Mashable has a great article on women/Barbie and tech. Mattel has introduced Computer Tech Barbie and some are upset that she has her usual pink accessories, but for women and girls who like pink or pretty does fashion preference automatically rule out career choice?
This false dichotomy — that you have to choose between being feminine and “looking the part” of a mathematician or scientist — might be part of what turns girls off from math and science in the first place.
Or maybe girls don’t aim for careers in math and science because they don’t see role models. Even Ada Lovelace had role models. Her mom, the “Princess of Parallelograms,” loved math and gave Lovelace a very intensive math education.

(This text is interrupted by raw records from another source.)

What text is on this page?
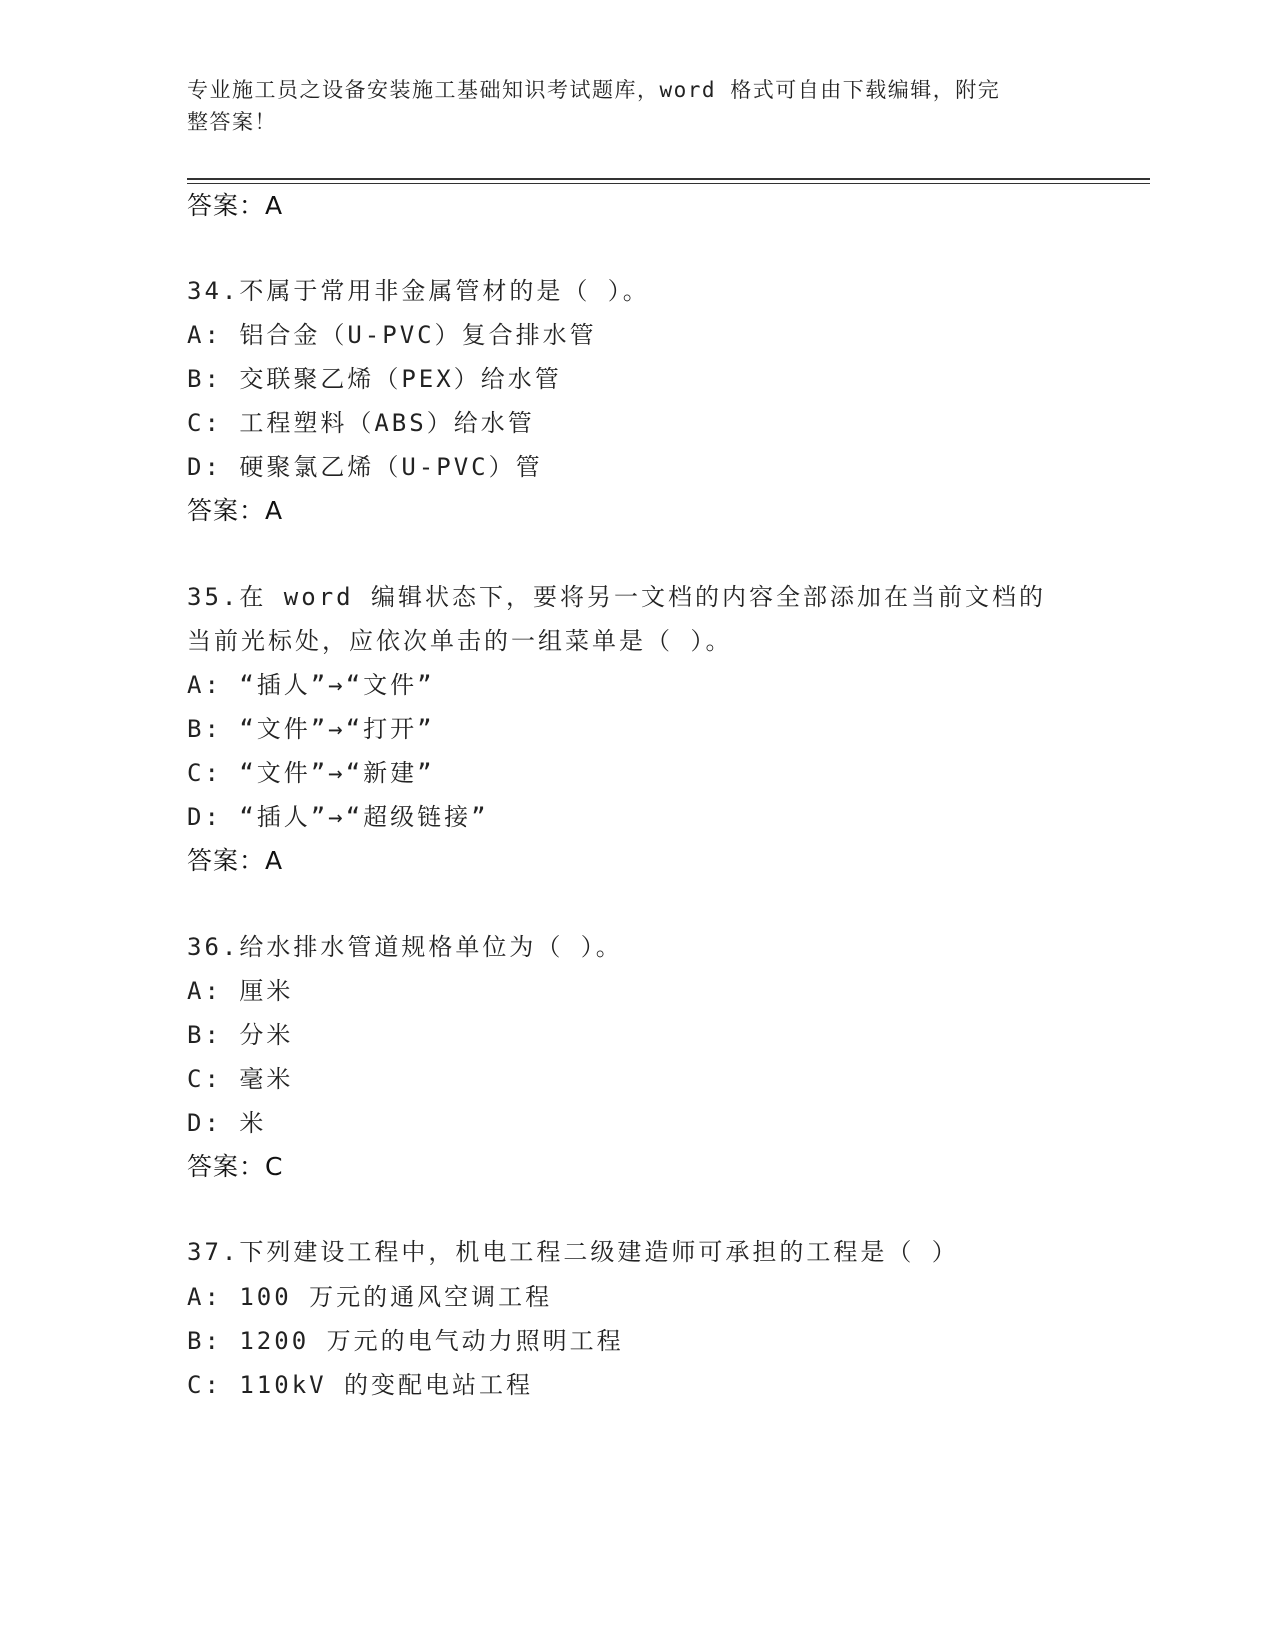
专业施工员之设备安装施工基础知识考试题库，word 格式可自由下载编辑，附完
整答案！
答案：A
34.不属于常用非金属管材的是（ ）。
A: 铝合金（U-PVC）复合排水管
B: 交联聚乙烯（PEX）给水管
C: 工程塑料（ABS）给水管
D: 硬聚氯乙烯（U-PVC）管
答案：A
35.在 word 编辑状态下，要将另一文档的内容全部添加在当前文档的
当前光标处，应依次单击的一组菜单是（ ）。
A: “插人”→“文件”
B: “文件”→“打开”
C: “文件”→“新建”
D: “插人”→“超级链接”
答案：A
36.给水排水管道规格单位为（ ）。
A: 厘米
B: 分米
C: 毫米
D: 米
答案：C
37.下列建设工程中，机电工程二级建造师可承担的工程是（ ）
A: 100 万元的通风空调工程
B: 1200 万元的电气动力照明工程
C: 110kV 的变配电站工程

And Lovelace was also mentored by legendary female science writer and polymath Mary Somerville.
Or maybe girls are afraid of being the only woman in their technology courses or workplaces. If that’s the case, their concerns are certainly warranted. Not only are fewer women entering the information technology field, but more women are leaving the field mid-career.
A recent Harvard Business Review report, The Athena Factor, notes that “52% of highly qualified females working for SET [science, engineering, and technology] companies quit their jobs, driven out by hostile work environments and extreme job pressures.” These women report that they lack mentors and feel intense isolation in the workplace.
The article also points to a great female role model Ada Lovelace;
In 1842 Charles Babbage was invited to give a seminar at the University of Turin about his analytical engine. Luigi Menabrea, a young Italian engineer, and future prime minister of Italy, wrote up Babbage’s lecture in French, and this transcript was subsequently published in the Bibliothèque Universelle de Genève in October 1842.
Babbage asked Ada Lovelace to translate Menabrea’s paper into English, subsequently requesting that she augment the notes she had added to the translation. Ada spent most of a year doing this. These notes, which are more extensive than Menabrea’s paper, were then published in The Ladies Diary and Taylor’s Scientific Memoirs under the initialism “A.A.L.”.
In 1953, over one hundred years after her death, Lovelace’s notes on Babbage’s Analytical Engine were republished. The engine has now been recognized as an early model for a computer and Lovelace’s notes as a description of a computer and software.[26]
Her notes were labeled alphabetically from A to G. Note G is the longest of the seven. In note G, Ada describes an algorithm for the analytical engine to compute Bernoulli numbers. It is generally considered the first algorithm ever specifically tailored for implementation on a computer, and for this reason she is considered by many to be the first computer programmer.
The computer language Ada, created on behalf of the United States Department of Defense, was named after Lovelace. The reference manual for the language was approved on 10 December 1980, and the Department of Defense Military Standard for the language, “MIL-STD-1815”, was given the number of the year of her birth. In addition Lovelace’s image can be seen on the Microsoft product authenticity hologram stickers.[citation needed] Since 1998, the British Computer Society has awarded a medal in her name[27] and in 2008 initiated an annual competition for women students of computer science.[28]
skdadl says
Fascinating articles. I do have a dim memory of knowing where the name Ada came from, although never in that much detail.
And I love pink!
Thanks, April.
croghan27 says
FWIW – women tend to prefer ‘pink’ more so than men ….
“The universal favorite color for all people appears to be blue, they found. “On top of that, females have a preference for the red end of the red-green axis, and this shifts their color preference slightly away from blue towards red, which tends to make pinks and lilacs the most preferred colors in comparison with others,” she said.”